Personality Traits May Be Key to Longevity

Offspring of centenarians have higher than average scores for positive personality traits

09 april 2009-- The offspring of centenarians, who tend to have more successful aging, also exhibit higher than average scores on personality tests for positive personality traits, according to the results of a study published in the April issue of the Journal of the American Geriatrics Society.

Jane L. Givens, M.D., of Boston University and Boston Medical Center, and colleagues conducted a study of 246 centenarians' offspring with a mean age of 75 to see how their personality traits compared with published norms.

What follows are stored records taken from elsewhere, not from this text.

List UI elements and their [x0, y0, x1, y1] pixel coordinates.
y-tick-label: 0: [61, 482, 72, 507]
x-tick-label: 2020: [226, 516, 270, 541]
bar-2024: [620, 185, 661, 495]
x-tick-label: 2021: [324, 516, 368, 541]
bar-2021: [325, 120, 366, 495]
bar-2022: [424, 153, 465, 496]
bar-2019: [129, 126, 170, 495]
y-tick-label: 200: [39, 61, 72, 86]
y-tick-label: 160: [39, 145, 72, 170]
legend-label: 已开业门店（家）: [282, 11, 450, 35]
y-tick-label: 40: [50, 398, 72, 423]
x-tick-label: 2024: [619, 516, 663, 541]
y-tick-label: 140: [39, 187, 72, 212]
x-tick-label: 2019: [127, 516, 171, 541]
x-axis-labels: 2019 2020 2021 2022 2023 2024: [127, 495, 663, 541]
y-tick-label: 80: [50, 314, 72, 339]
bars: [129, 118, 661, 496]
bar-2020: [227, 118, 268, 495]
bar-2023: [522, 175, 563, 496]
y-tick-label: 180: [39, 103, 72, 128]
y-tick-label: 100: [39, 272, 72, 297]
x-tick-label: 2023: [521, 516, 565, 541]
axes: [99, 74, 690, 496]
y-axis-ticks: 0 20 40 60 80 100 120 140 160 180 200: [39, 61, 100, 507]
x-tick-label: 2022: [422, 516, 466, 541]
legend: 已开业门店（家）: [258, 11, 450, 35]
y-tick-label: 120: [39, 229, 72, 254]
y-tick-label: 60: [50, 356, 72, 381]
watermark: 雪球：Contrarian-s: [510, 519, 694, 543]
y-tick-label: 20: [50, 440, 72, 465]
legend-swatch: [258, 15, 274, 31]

The subjects, both male and female, scored highly versus published norms for extraversion, and scored low for neuroticism, while the women had relatively higher agreeableness scores, and both sexes scored equally within the normal range for the traits of conscientiousness and openness, the investigators found. The findings underscore the importance of including the effects of personality on studies of longevity and its genetic and environmental determinants, the researchers state.

"Such studies will be possible soon with the availability of fruitful genomics technologies, ongoing recruitment of ever-growing samples of long-lived families and collaborating centenarian studies that also enroll offspring," the authors write.

One author has a financial relationship with NEO-FFI, the questionnaire used to test the personality traits.